A topological manifold is an exotic copy of another smooth manifold if it is homeomorphic to it, but not diffeomorphic (and when you switch diffeomorphic by homotopic, you get a fake copy, following some authors).

Reading Wild world of 4-manifolds (Scorpan), I wonder if there are topological manifolds $X^n$, such that $X^n$ is heomeorphic and diffeomorphic to an $M^n$, but not (complex-)biholomorphic to it (i.e. when you look to it from an analytic point of view, you get a different structure, but looking from differential point of view they are the same).

To put in other words: Does: "$X^n$ diffeomorphic to $Y^n$" if and only if "$X^n$ biholomorphic to $Y^n$" hold ? And if so, does it hold for all n ?


Solution 1:

What a lovely question!
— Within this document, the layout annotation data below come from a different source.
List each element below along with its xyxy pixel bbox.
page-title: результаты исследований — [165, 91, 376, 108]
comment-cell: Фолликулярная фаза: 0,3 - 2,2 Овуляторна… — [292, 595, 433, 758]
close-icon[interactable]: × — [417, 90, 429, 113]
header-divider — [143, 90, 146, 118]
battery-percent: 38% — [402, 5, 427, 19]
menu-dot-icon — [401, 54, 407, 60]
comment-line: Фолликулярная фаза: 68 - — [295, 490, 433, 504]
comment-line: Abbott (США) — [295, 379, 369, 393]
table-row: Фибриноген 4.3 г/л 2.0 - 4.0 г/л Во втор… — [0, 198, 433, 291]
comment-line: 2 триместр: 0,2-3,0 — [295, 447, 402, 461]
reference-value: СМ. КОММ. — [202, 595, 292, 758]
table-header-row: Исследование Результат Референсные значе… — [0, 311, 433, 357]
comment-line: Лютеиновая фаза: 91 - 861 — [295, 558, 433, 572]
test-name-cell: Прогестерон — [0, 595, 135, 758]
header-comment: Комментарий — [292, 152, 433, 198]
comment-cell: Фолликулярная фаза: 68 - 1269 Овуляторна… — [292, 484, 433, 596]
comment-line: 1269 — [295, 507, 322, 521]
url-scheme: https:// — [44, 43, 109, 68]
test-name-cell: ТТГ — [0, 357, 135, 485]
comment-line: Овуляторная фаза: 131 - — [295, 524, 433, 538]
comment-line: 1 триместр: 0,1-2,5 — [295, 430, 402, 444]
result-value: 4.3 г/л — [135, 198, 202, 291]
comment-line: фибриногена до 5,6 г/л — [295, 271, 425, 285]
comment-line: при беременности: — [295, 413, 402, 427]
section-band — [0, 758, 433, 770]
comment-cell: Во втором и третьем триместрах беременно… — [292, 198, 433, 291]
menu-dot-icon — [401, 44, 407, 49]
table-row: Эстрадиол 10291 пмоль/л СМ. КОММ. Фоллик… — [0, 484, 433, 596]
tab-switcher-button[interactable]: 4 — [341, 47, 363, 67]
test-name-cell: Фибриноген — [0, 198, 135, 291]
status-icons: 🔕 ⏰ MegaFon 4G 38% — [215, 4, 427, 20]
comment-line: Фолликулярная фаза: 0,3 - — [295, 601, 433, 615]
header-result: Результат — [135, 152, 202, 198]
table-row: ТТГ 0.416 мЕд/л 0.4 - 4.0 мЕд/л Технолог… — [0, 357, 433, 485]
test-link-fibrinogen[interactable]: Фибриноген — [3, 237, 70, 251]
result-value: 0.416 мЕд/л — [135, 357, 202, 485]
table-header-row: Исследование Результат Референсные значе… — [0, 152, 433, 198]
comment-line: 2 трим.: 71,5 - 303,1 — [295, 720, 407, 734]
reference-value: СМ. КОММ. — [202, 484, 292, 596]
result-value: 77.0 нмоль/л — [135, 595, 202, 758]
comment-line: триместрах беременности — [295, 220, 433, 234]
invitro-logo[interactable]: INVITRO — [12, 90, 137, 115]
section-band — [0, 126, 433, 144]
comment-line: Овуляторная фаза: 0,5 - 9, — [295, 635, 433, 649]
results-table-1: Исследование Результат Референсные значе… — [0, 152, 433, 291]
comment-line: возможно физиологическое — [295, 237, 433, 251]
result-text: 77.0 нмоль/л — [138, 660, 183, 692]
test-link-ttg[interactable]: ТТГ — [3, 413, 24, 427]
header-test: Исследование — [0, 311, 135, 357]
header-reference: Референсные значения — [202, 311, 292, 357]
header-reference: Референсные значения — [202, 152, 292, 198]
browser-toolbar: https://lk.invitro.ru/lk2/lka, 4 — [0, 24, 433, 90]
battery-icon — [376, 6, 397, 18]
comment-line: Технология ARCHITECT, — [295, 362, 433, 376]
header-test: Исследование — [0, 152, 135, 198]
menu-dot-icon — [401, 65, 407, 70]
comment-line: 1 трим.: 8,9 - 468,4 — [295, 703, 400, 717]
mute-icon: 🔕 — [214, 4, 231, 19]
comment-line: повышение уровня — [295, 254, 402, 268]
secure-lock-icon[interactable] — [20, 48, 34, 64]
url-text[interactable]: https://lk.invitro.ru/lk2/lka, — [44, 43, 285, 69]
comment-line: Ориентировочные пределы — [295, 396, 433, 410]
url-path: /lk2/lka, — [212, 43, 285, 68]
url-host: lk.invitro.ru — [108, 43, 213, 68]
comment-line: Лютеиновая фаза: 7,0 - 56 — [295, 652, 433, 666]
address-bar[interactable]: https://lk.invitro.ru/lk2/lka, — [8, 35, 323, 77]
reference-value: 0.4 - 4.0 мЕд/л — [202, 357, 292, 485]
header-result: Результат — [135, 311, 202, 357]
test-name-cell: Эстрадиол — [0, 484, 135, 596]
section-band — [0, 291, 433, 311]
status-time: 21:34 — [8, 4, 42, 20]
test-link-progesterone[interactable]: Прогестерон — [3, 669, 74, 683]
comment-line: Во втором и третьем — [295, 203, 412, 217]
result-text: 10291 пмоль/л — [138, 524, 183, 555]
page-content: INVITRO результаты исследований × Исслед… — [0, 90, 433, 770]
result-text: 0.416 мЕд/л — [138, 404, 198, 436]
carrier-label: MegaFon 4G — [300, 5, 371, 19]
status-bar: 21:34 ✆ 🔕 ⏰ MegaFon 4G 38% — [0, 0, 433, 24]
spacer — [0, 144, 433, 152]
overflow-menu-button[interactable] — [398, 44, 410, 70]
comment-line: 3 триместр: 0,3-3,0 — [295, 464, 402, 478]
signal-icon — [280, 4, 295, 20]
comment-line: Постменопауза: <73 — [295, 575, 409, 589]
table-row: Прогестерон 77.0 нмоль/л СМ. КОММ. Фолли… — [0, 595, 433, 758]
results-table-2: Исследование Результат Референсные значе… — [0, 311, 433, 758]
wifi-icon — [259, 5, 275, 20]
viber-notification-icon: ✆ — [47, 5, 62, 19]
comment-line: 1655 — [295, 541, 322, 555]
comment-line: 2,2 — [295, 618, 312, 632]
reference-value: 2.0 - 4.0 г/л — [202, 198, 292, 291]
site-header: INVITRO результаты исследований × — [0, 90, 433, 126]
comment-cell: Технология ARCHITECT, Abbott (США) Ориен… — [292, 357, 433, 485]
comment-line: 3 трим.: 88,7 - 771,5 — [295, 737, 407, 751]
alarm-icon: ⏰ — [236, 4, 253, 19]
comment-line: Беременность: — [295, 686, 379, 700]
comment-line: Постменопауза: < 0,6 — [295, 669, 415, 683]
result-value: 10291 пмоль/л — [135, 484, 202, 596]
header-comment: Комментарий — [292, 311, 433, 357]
Let's state it again for reference:

"Is $X$ diffeomorphic to $Y$ if and only if $X$ is biholomorphic to $Y$?"

As biholomorphic maps are diffeomorphisms, one implication is clear; manifolds which are biholomorphic are diffeomorphic. The other does not hold, it does not hold at all, and is the starting point of a vast and diffcult subject called "deformation theory".

As Riemann was the first to remark, and others after him did until the foundational works of Kodaira and Spencer in the 60's, complex structures on manifolds come many at a time. Unlike discrete invariants such as dimension or "number of holes", complex structures on a fixed manifold form a continuous space.

Once you give the words in the last sentence the right definitions, you'll be able to prove that if a fixed manifold $X$ admits one complex structure, then in general it admits an entire family of complex structures. Thus you get infinitely many complex manifolds $X_s$, depending on some parameter $s$, which will all be diffeomorphic as smooth manifolds. The converse implication of your question thus fails dramatically.

A nice example where one sees this going in is the one of elliptic curves. Let $s$ denote a point in the Poincaré half-plane $\mathbb H = \{ s \in \mathbb C \,|\, \text{Im} s > 0\}$. Each such point determines an elliptic curve $X_s = \mathbb C / \Lambda_s$, where $\Lambda_s$ is the lattice $\mathbb Z \oplus s \mathbb Z$. When are two such curves biholomorphic?

By lifting a potential biholomorphism $f : X_s \to X_{s'}$ to a map $\tilde f : \mathbb C \to \mathbb C$, one can prove that $f$ must be induced by a linear map $\tilde f$ that sends the lattice $\Lambda_s$ to $\Lambda_{s'}$. Now these maps are very rare. For example, for $\epsilon$ small enough, the lattices $\mathbb Z \oplus i\mathbb Z$ and $\mathbb Z \oplus i(1 + \epsilon) \mathbb Z$ will never be isomorphic (for a heuristic reason: holomorphic maps cannot stretch the $y$-axis while keeping the $x$-axis fixed). Thus we get infinitely many non-biholomorphic elliptic curves $X_s$.

On the other hand, it is easy to see that any elliptic curve is diffeomorphic to $\mathbb R^2 / \mathbb Z^2$. Indeed, there is a unique $\mathbb R$-linear map of $\mathbb R^2$ to itself sending the lattice $\mathbb Z^2$ to any lattice of our choice. This map will induce a diffeomorphism of the corresponding elliptic curves.

I'm not sure what would be a good reference to point you to if you want to know more, as I don't know your background. Some keywords that you might find useful are "deformation theory", "moduli space", and "hilbert scheme". The books by Kodaira and Morrow-Kodaira might be useful, as maybe "Moduli of curves" by Harris and Morrison. Unfortunately there is a dearth of good introductions to this subject.

Solution 2:

The set of complex structures on an orientable genus $g$ surface is called Teichmüller space, which is a manifold. After modding out by diffeomorphisms, you still get an uncountable space called moduli space. It is well-known that there are no exotic surfaces, but this gives uncountably many complex structures.

Solution 3:

Consider just the case of 1 complex dimension.

The Poincare disk and the complex plane $\mathbb{C}$ are diffeomorphic but not biholomorphic (Riemann mapping theorem).

Solution 4:

The graph of a smooth bump function on $\mathbb{R}^2$ (such as this: http://en.wikipedia.org/wiki/File:Bump2D_illustration.png) should be a simple counterexample. It's diffeomorphic to the plane, but the only analytic functions that are constant on an open set are everywhere constant, so there can be no analytic bijection between them.